How to cope when your kids are with your ex

If you are newly divorced and sharing the care of your children for the first time, you will be introduced to a whole new selection of worries and anxieties. While your children are young and you are in the throes of parenting, the thought of a couple of days away from them can seem like heaven after a sleepless night. But when the reality of this happens, it can feel like hell.

Lack of control

The first thing to understand is that when the kids are with your ex you have no control and it is this aspect that is the most difficult to deal with emotionally. As a parent you will be used to having full responsibility and therefore control over how your children are cared for.

The parent standing sobbing at the school gates on the first day of school while the child skips in is a common image, but at least at school you know that there are numerous safeguards, laws and processes that will protect your child. When your child is with your ex, you are only relying on their parental love, which after a divorce, you could doubt.

You may have split after having children due to different standards and expectations in parenting. You may suspect that your ex will do things with the children that you don’t approve of as an act of revenge, or you may worry about the other people that your ex will expose your child to.

If you have serious concerns about the welfare of your child, either physical or emotional abuse, neglect or other issues that could damage their health, it is vital that you contact your family solicitor as soon as possible. If it is not that serious then you need to learn how to cope with the lack of control and to communicate clearly in a way that won’t antagonise your ex.

Learn the difference between dangerous and annoying

If your ex is putting your children in danger, then this needs to be dealt with. Go to your family solicitor and they can advise you on the best course of action. If the danger is immediate, then phone 999.

Annoying behaviour won’t put your children in danger, but it may raise your blood pressure. It can be letting them spend too long in front of computer games, too much unhealthy food, or no bed time routines.

Then there are the grey areas, such as introducing your children to a string of new partners that leaves them anxious, or not wearing a bike helmet.

Pick your fights

If your ex is being deliberately antagonistic, then you need to pick your fights about your children very carefully. Only question behaviour that you feel is harming your children and leave anything that they might be doing just to wind you up. You can go back to your family solicitor at any time to try and change the conditions and expectations of child welfare.

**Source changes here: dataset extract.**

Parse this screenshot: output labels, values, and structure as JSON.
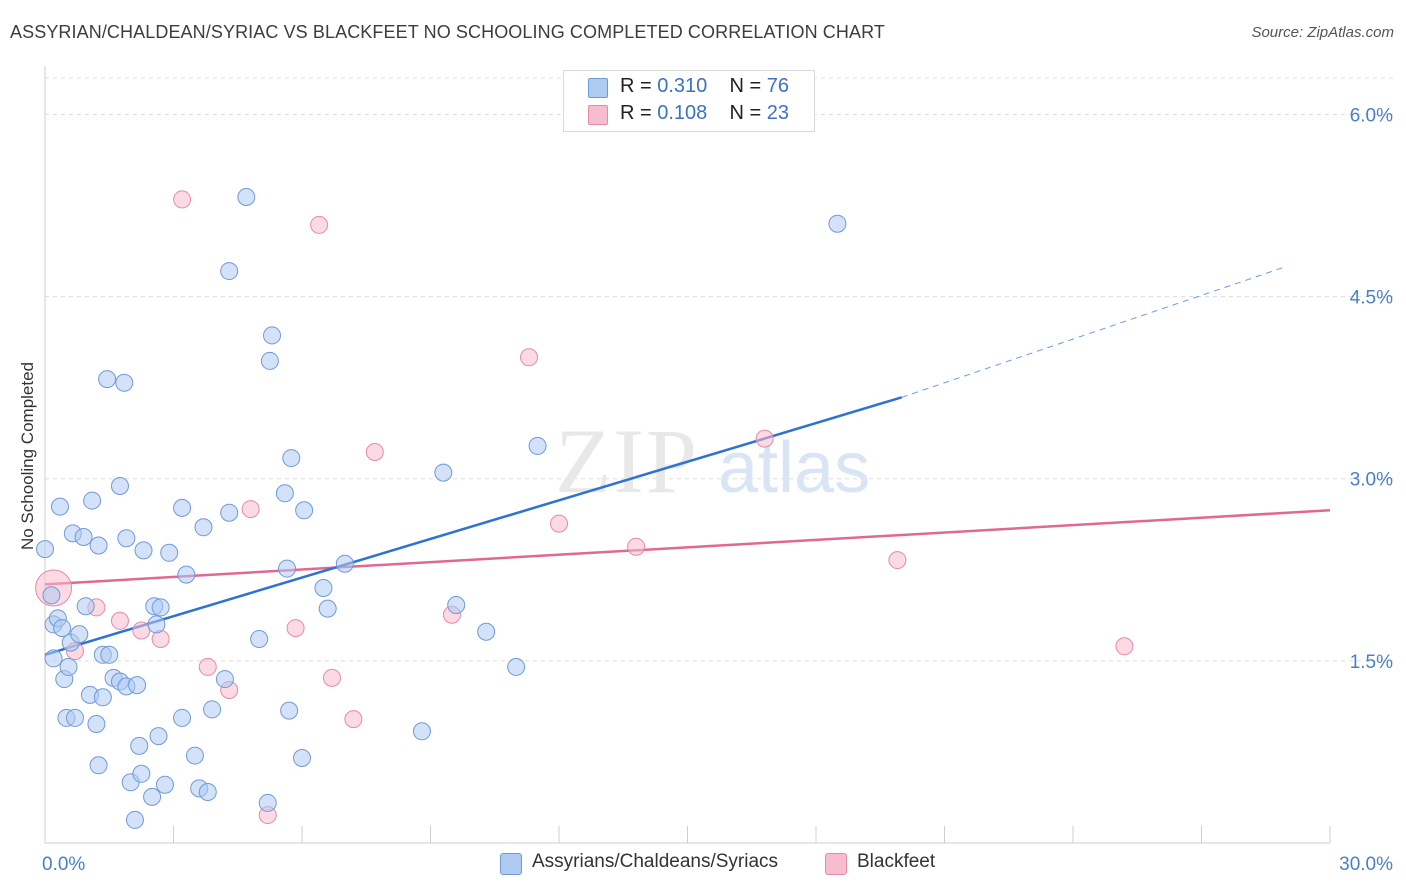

You might also want to book a session with a trained family mediator where you can openly discuss your concerns and give your ex a chance to say why they are behaving a certain way.

Put your children first

You have to have faith in your children and your own parenting. It is tough being the strict parent when the other parent is the “party parent” and your children may use this against you. However, if you stand your ground and set appropriate boundaries, your children will remember this well into adulthood and appreciate their upbringing.

Don’t use your children as a bargaining chip or put pressure on them to tell you things they don’t want to about the other parent or put unrealistic expectations on them. Continue to give your children a loving and safe upbringing and they will thrive.